Tomasz Maracewicz: Tak. Uważam, że tajemnicą sukcesu jest pisanie tego, czego nie ma na rynku. Jeżeli chcę się czegoś dowiedzieć i nie mogę znaleźć odpowiedniej książki, wtedy zaczynam sam zbierać te informacje. To jest moja recepta. Oczywiście jeszcze to co robię, musi sprawiać przyjemność, dlatego skupiam się na tematyce bliskiej mojemu hobby i harcerstwu.
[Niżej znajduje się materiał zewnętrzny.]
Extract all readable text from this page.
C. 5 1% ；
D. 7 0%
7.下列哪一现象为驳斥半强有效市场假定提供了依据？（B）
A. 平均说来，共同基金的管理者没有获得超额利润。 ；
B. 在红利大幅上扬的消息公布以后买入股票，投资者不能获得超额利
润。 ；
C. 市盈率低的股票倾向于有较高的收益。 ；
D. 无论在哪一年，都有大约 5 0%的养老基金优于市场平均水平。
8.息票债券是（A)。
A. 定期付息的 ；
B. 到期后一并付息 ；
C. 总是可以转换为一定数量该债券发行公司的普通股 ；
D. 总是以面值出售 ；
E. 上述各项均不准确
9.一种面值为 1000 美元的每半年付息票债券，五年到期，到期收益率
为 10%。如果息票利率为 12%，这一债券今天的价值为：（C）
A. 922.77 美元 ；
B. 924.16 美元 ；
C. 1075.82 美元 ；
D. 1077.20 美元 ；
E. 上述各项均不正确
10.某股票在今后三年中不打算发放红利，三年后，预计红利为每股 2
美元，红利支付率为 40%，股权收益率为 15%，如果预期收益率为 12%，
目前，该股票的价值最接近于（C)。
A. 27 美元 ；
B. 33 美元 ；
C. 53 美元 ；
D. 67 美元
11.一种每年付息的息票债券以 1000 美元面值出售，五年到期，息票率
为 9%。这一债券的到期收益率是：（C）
Harcerstwo miało bardzo duży wpływ na żeglarstwo polskie i tego się nie da przecenić. Edukacja morska w harcerstwie realizowana była w sposób ciągły od samego zarania.

NŻ: Czyli ty lubisz to, co robisz, zgodnie z zasadą Zbierajewskigo, że najpierw trzeba sobie uświadomić, co się lubi robić, a potem znaleźć faceta, który za to zapłaci.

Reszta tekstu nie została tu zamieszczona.